Hmm, this code has been heavily hacked during the last few versions so
if you want to know the state of the art be sure to check a recent
version (for example if you don't see pull_up_IN_clauses() you are
missing some of the fun.)

> Are these alternatives (pulling up vs not pulling up subqueries)
> considered in different plans ? 

Yes, AFAIU.

> Are more such transformations spread around the optimizer component ?

Yes, AFAIU.

> Is there any reason to have it integrated with the planner as opposed
> to having it be part of the rewrite component (apart from historical
> .. plus the code is solid and works etc.) ? 

The current code uses cost estimation to determine whether to apply them
or not; in some situations they would lead to a more expensive (==
slower) plan, or to using huge amounts of memory (for example hash based
aggregation).

-- 
Alvaro Herrera (<alvherre[a]dcc.uchile.cl>)
Dios hizo a Adán, pero fue Eva quien lo hizo hombre.



Re: On query rewrite

From
Tom Lane
Date:
Sailesh Krishnamurthy <sailesh@cs.berkeley.edu> writes:
> Now my next question is more subtle .. 

> Are these alternatives (pulling up vs not pulling up subqueries)
> considered in different plans ? 

That particular choice is not --- we do it if we can, else not.
Comparisons between different alternatives are always handled by
computing cost estimates and choosing the lowest.  In most cases
that's mechanized as generating Paths for all alternatives and letting
the fittest Path survive.  I think there are one or two places where
there's a more hard-wired cost comparison, because there are only a
couple of possibilities.

> Is there any reason to have it integrated with the planner as opposed
> to having it be part of the rewrite component (apart from historical

Yes --- the rewriter generally does not have as much semantic or
statistical information available as the planner does.

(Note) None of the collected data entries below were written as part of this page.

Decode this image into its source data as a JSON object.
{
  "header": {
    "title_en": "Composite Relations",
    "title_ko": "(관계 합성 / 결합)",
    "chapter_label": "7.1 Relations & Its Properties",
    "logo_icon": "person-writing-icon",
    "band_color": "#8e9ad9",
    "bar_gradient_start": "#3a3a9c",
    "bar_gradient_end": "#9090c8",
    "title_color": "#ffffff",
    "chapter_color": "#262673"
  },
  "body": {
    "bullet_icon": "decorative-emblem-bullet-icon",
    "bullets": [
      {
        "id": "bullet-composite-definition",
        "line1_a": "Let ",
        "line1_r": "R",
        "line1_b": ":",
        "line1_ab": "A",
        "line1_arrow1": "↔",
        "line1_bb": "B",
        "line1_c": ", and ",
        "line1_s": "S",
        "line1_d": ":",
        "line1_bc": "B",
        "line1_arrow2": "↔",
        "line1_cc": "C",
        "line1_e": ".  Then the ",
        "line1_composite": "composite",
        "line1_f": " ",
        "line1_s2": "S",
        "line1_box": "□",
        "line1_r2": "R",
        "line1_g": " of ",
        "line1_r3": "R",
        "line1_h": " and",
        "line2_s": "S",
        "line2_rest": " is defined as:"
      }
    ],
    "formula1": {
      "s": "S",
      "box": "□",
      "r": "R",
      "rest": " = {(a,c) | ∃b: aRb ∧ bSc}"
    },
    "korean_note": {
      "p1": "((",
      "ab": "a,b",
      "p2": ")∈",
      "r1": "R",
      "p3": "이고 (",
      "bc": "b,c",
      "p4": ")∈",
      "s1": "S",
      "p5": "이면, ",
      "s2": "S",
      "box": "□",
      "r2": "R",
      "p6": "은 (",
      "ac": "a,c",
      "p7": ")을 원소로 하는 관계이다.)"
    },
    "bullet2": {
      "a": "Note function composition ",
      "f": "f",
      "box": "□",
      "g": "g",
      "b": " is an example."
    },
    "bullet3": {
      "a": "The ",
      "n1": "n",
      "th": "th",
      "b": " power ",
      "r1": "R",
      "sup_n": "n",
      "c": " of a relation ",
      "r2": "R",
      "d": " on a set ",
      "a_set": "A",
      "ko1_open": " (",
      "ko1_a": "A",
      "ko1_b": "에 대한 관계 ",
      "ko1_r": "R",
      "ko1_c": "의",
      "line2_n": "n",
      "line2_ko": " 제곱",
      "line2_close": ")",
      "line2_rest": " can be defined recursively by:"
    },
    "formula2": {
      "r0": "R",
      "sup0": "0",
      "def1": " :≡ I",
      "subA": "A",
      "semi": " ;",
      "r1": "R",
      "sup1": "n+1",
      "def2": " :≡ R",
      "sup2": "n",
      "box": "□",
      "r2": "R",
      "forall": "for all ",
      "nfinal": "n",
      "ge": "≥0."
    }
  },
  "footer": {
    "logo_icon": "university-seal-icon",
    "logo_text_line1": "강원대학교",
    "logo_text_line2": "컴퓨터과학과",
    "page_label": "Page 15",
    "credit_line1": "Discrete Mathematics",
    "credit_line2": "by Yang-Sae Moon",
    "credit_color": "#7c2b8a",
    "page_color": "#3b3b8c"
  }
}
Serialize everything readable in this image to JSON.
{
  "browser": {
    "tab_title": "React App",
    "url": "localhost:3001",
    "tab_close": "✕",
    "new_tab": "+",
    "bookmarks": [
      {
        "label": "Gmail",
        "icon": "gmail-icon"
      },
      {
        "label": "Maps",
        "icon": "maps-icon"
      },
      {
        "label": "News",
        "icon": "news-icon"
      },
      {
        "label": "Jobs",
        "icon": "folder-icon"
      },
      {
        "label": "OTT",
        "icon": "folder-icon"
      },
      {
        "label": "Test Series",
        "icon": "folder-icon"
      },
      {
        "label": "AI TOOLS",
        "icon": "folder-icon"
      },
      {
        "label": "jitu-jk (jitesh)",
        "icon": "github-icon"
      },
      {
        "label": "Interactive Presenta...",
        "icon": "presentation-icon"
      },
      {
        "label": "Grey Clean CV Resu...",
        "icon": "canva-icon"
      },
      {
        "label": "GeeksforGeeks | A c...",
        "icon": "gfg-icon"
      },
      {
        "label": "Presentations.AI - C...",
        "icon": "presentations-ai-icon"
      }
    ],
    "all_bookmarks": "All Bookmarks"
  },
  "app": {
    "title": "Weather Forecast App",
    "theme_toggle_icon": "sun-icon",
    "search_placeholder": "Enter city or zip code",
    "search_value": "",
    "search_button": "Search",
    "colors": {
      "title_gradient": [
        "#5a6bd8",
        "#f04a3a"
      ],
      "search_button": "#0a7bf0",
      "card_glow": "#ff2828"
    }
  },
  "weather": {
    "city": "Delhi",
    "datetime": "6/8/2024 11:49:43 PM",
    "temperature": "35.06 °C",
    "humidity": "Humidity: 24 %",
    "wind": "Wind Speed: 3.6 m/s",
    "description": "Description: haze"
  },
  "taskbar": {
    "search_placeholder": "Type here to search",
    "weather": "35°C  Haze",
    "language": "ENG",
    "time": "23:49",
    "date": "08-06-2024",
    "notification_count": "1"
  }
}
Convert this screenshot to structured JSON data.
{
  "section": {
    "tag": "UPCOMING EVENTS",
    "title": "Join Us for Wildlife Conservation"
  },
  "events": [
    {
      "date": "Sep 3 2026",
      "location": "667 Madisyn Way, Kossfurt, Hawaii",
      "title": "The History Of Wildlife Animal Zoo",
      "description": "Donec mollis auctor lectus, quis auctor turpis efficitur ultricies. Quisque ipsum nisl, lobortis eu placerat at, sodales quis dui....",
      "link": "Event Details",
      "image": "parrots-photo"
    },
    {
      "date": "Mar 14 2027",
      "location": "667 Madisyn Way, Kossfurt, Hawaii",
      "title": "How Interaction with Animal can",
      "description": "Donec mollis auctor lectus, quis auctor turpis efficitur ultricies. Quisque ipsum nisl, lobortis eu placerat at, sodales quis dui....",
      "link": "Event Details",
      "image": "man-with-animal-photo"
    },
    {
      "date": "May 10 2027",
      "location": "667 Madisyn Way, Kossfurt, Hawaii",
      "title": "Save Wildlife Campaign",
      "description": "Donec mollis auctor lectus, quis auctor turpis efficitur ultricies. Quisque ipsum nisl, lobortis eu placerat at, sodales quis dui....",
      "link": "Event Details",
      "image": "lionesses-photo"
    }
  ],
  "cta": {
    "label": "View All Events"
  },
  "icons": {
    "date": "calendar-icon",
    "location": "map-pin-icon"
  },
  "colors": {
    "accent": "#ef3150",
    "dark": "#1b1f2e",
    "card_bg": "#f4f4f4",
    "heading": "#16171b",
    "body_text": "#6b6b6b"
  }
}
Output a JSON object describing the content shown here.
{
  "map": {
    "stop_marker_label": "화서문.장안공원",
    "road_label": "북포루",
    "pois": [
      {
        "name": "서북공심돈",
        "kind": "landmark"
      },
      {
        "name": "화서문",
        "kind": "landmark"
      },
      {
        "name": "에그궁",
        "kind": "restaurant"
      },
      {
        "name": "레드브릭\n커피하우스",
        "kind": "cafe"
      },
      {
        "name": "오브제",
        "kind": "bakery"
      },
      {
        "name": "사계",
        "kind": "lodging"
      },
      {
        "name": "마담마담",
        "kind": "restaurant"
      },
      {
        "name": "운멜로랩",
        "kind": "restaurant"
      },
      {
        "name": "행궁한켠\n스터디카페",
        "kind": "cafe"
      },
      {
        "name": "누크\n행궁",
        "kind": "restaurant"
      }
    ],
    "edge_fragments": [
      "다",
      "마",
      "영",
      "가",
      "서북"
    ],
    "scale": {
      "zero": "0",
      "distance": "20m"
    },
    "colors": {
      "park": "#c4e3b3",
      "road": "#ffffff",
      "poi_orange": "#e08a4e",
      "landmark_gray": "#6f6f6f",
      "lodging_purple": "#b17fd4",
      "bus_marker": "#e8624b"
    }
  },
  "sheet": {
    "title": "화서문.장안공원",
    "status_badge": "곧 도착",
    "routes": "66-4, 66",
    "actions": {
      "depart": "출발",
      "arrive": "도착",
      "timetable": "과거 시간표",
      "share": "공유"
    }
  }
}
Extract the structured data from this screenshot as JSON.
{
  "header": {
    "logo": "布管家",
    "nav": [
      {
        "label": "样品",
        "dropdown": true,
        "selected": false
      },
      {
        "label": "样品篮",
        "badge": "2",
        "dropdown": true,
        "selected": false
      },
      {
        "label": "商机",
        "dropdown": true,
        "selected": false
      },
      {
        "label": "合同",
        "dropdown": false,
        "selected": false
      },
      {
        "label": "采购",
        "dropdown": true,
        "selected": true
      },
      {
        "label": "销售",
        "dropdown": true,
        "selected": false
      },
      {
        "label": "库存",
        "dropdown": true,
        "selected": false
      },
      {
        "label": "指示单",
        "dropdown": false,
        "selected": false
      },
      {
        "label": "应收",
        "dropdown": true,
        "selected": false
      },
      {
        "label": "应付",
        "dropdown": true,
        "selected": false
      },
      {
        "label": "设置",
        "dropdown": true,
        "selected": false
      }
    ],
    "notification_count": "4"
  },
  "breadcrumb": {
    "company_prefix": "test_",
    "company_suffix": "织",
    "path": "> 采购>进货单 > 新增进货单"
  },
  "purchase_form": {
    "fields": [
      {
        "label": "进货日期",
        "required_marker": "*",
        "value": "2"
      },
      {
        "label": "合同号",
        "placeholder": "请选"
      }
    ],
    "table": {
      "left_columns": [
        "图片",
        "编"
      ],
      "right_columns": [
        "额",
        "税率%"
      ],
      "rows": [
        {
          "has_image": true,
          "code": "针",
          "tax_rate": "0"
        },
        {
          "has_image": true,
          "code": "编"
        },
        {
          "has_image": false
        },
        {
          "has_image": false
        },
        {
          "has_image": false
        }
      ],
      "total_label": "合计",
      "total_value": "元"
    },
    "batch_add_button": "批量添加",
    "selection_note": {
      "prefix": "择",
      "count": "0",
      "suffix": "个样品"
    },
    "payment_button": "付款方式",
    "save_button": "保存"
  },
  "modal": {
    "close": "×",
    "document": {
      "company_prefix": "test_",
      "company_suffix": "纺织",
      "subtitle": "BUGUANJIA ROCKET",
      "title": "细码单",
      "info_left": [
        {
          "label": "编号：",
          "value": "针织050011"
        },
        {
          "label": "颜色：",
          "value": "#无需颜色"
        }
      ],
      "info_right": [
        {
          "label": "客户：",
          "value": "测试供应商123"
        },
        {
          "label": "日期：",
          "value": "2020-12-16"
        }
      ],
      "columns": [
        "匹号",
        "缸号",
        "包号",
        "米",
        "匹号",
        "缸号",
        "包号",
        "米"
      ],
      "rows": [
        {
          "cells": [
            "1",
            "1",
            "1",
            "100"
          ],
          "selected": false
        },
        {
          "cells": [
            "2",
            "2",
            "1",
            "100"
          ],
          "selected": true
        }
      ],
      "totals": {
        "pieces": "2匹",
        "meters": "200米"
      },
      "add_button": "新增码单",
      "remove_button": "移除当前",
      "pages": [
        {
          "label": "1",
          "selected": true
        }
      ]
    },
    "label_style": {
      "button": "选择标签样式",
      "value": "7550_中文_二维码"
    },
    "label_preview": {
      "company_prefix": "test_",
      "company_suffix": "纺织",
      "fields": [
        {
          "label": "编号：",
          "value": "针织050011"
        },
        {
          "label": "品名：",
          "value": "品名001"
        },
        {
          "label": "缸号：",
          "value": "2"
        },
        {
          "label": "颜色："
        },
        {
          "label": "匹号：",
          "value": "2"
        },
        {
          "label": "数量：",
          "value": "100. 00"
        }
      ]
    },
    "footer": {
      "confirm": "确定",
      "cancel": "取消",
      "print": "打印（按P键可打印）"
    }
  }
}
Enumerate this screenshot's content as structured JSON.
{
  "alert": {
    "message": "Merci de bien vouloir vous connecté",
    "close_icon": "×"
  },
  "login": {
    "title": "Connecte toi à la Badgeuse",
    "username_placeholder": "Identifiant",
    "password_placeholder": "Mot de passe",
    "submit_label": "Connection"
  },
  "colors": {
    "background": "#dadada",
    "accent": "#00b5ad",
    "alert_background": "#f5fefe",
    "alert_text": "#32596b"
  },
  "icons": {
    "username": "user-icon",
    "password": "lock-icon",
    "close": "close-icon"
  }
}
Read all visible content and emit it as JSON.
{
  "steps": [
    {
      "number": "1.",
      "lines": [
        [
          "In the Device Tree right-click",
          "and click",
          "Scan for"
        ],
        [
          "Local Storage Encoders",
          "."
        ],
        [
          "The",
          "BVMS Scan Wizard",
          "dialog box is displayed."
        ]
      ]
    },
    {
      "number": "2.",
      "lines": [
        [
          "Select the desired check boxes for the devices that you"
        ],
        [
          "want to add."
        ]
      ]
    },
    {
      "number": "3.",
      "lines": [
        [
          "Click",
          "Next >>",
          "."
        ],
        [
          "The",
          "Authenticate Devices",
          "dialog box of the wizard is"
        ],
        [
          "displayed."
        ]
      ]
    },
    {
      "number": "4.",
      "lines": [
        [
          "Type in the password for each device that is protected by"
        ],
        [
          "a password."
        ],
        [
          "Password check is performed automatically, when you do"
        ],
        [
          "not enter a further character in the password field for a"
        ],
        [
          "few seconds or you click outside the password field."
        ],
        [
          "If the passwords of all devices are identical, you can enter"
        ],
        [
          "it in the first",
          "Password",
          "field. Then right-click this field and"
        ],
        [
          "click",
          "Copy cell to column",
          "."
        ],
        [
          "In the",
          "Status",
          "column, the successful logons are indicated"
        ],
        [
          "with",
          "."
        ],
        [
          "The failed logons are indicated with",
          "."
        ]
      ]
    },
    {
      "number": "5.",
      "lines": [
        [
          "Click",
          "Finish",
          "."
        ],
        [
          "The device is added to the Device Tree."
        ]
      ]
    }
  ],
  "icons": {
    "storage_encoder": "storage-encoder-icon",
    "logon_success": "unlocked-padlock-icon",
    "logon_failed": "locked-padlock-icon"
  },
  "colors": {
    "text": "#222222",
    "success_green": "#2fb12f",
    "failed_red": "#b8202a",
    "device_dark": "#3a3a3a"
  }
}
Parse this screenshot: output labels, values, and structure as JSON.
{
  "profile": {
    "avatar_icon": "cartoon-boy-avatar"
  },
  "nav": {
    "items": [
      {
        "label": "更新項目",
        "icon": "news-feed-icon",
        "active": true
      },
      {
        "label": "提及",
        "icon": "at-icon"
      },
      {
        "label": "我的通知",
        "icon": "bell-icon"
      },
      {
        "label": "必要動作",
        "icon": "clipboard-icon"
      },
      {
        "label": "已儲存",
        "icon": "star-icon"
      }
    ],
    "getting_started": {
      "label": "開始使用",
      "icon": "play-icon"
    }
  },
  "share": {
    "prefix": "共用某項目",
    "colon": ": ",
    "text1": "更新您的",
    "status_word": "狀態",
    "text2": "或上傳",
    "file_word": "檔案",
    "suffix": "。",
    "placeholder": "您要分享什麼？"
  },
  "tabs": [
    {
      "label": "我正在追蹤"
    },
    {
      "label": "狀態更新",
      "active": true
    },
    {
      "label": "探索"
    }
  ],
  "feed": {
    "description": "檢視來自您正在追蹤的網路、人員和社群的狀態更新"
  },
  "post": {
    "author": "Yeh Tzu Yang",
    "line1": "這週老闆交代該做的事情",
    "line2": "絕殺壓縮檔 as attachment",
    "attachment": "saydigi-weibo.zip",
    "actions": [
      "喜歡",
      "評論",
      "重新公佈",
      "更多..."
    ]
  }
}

> Another question about regular RULE processing .. suppose after
> applying a rule the resultant query tree is eligible for another rule,
> does pgsql's rule system keep iterating over and over until it reaches
> a fixed point or is there some heuristic in operation (just apply the
> rules twice ..) ?

As of recent releases it expands till it runs out of rules or detects
infinite recursion.  You may be looking at a version that had a
give-up-after-N-levels heuristic instead of actual recursion detection.
        regards, tom lane


Re: On query rewrite

From
Sailesh Krishnamurthy
Date:
>>>>> "Tom" == Tom Lane <tgl@sss.pgh.pa.us> writes:
   >> Are these alternatives (pulling up vs not pulling up   >> subqueries) considered in different plans ?
   Tom> That particular choice is not --- we do it if we can, else   Tom> not.  Comparisons between different
alternativesare always   Tom> handled by computing cost estimates and choosing the lowest.
 

Thank you Tom (and Alvarro)

So I've understood pull_up_subqueries (called SELECT MERGE in
Starburst). 

What about things like:

1. DISTINCT PULLUP (Where you realize that you don't have to have an
explicit duplicate elimination operation because of what's done in the
subquery)

2. DISTINCT pushdown (when a dup elim. can be pushed down if the upper
querytree is performign DISTINCT set operations (UNION, INTERSECT etc)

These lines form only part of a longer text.